Check that a target data file has the correct column types according to target type

Usage

check_target_tbl_coltypes(
  target_tbl,
  target_type = c("time-series", "oracle-output"),
  date_col = NULL,
  na = c("NA", ""),
  output_type_id_datatype = c("from_config", "auto", "character", "double", "integer",
    "logical", "Date"),
  file_path,
  hub_path
)

Arguments

target_tbl: A tibble/data.frame of the contents of the target data file being validated.
target_type: Type of target data to retrieve matching files. One of "time-series" or "oracle-output". Defaults to "time-series".
date_col: Optional column name to be interpreted as date for schema creation. Useful when the date column does not correspond to a valid task ID (e.g., calculated from other task IDs like origin_date + horizon), particularly when it is also a partitioning column. Ignored when target-data.json config is provided.
na: A character vector of strings to interpret as missing values. Only applies to CSV files. The default is c("NA", ""). Useful when actual character string "NA" values are used in the data. In such a case, use empty cells to indicate missing values in your files and set na = "".
output_type_id_datatype: character string. One of "from_config", "auto", "character", "double", "integer", "logical", "Date". Defaults to "from_config" which uses the setting in the output_type_id_datatype property in the tasks.json config file if available. If the property is not set in the config, the argument falls back to "auto" which determines the output_type_id data type automatically from the tasks.json config file as the simplest data type required to represent all output type ID values across all output types in the hub. When only point estimate output types (where output_type_ids are NA,) are being collected by a hub, the output_type_id column is assigned a character data type when auto-determined. Other data type values can be used to override automatic determination. Note that attempting to coerce output_type_id to a data type that is not valid for the data (e.g. trying to coerce"character" values to "double") will likely result in an error or potentially unexpected behaviour so use with care.
file_path: A character string representing the path to the target data file relative to the target-data directory.
hub_path: Either a character string path to a local Modeling Hub directory or an object of class <SubTreeFileSystem> created using functions s3_bucket() or gs_bucket() by providing a string S3 or GCS bucket name or path to a Modeling Hub directory stored in the cloud. For more details consult the Using cloud storage (S3, GCS) in the arrow package. The hub must be fully configured with valid admin.json and tasks.json files within the hub-config directory.

Value

Depending on whether validation has succeeded, one of:

<message/check_success> condition class object.
<error/check_error> condition class object.

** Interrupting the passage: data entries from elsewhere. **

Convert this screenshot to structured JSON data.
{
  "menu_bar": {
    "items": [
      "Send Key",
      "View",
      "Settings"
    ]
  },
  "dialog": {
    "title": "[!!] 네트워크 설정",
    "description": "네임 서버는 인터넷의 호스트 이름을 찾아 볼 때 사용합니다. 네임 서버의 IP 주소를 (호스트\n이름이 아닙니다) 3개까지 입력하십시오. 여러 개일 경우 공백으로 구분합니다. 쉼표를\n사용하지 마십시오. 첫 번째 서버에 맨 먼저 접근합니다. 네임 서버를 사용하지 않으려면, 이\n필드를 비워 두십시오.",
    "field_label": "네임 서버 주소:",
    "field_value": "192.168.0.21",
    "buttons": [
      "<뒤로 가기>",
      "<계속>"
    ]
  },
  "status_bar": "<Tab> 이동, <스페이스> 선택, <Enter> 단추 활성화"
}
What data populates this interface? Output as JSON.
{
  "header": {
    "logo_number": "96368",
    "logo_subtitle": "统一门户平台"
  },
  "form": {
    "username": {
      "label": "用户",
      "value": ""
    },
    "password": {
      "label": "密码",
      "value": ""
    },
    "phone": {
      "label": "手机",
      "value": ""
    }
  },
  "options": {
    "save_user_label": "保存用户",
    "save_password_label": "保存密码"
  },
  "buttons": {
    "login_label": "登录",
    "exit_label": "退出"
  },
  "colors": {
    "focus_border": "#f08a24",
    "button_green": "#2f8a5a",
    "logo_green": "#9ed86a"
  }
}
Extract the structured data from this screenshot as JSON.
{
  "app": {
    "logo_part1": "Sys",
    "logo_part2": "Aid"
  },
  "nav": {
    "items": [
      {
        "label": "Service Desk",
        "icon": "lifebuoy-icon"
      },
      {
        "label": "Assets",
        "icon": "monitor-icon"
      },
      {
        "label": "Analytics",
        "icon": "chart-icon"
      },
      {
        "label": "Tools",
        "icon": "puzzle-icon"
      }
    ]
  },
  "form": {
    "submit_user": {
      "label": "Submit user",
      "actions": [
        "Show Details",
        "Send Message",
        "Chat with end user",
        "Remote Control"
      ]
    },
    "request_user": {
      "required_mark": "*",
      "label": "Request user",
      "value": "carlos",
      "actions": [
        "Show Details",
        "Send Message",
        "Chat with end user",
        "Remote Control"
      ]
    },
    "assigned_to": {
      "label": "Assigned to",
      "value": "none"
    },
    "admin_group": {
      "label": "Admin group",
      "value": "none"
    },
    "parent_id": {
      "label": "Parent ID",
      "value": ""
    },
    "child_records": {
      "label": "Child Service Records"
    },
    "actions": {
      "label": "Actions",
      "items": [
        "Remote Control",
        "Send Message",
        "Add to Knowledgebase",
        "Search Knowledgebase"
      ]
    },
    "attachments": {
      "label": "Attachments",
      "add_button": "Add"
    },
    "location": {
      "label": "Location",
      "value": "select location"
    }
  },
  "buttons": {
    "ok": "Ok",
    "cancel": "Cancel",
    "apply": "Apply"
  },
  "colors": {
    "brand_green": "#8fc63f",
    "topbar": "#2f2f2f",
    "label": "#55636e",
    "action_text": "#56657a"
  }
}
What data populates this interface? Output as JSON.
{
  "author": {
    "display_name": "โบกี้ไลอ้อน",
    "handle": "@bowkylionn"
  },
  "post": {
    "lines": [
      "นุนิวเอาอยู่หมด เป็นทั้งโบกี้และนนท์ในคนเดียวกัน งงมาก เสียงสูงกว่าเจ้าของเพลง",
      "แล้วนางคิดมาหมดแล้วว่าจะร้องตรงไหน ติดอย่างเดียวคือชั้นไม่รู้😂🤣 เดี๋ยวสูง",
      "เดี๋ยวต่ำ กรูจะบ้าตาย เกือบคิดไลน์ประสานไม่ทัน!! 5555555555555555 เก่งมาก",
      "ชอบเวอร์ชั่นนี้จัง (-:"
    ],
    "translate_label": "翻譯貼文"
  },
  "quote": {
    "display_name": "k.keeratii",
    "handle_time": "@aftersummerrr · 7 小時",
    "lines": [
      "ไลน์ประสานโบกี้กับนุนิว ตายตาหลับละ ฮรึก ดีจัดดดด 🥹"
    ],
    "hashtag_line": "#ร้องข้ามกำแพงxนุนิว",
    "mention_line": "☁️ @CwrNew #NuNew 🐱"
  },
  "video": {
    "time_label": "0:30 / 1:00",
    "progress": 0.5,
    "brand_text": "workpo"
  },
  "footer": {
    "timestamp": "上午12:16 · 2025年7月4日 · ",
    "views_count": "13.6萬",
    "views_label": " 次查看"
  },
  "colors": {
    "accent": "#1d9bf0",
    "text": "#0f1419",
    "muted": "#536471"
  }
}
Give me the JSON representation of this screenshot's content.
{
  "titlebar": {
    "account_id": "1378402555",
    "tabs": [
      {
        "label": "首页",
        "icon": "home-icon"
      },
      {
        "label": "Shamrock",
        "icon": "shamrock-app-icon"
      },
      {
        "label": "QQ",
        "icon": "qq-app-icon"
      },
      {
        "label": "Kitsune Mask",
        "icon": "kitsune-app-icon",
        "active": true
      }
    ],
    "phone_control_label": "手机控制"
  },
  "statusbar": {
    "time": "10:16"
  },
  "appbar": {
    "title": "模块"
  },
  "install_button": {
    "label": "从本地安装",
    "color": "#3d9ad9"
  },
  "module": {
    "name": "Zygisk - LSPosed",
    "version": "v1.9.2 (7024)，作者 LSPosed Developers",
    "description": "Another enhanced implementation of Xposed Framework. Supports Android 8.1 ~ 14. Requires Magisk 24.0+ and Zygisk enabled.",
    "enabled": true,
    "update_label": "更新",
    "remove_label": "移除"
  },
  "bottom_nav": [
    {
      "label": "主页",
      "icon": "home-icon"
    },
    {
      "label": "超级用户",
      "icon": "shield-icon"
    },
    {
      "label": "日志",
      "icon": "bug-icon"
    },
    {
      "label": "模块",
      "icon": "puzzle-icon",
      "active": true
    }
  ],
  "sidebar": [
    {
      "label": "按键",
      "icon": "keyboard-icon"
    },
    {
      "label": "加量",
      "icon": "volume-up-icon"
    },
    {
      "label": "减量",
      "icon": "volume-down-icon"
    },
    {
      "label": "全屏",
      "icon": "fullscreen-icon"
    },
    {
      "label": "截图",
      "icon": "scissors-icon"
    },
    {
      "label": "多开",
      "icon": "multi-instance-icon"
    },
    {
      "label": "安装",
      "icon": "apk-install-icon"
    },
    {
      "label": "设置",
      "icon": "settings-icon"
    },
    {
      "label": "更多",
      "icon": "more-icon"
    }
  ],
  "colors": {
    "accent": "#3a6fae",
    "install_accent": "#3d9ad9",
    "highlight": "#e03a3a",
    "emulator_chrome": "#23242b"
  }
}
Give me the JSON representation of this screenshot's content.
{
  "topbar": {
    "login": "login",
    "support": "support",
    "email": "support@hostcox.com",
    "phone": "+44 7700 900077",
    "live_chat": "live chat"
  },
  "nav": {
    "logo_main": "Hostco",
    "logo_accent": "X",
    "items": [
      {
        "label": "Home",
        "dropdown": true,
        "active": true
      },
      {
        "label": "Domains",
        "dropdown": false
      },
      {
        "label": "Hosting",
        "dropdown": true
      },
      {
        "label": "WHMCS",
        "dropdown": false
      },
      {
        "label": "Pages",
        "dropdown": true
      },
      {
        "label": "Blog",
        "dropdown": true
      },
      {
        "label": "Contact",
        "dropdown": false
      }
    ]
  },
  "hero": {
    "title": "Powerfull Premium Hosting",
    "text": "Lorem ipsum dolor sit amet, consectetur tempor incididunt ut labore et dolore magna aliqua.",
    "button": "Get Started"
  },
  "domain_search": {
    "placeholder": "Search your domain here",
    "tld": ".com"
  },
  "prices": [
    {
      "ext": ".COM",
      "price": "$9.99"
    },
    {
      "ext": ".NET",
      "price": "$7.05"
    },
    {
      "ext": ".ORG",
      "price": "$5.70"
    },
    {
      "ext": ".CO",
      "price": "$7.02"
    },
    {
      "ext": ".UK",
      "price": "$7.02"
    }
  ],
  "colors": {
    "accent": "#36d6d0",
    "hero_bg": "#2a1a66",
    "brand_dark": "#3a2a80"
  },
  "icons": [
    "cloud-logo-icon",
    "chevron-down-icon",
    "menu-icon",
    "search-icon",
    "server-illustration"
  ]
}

Returned object also inherits from subclass <hub_check>.

Details

Column type validation depends on whether a target-data.json configuration file is provided:

With target-data.json config: Expected column types are determined directly from the schema defined in the configuration. Validation is performed against the schema specifications in target-data.json.

Without target-data.json config: Expected column types are determined from the dataset itself and validated for internal consistency across files, which mainly applies to partitioned datasets.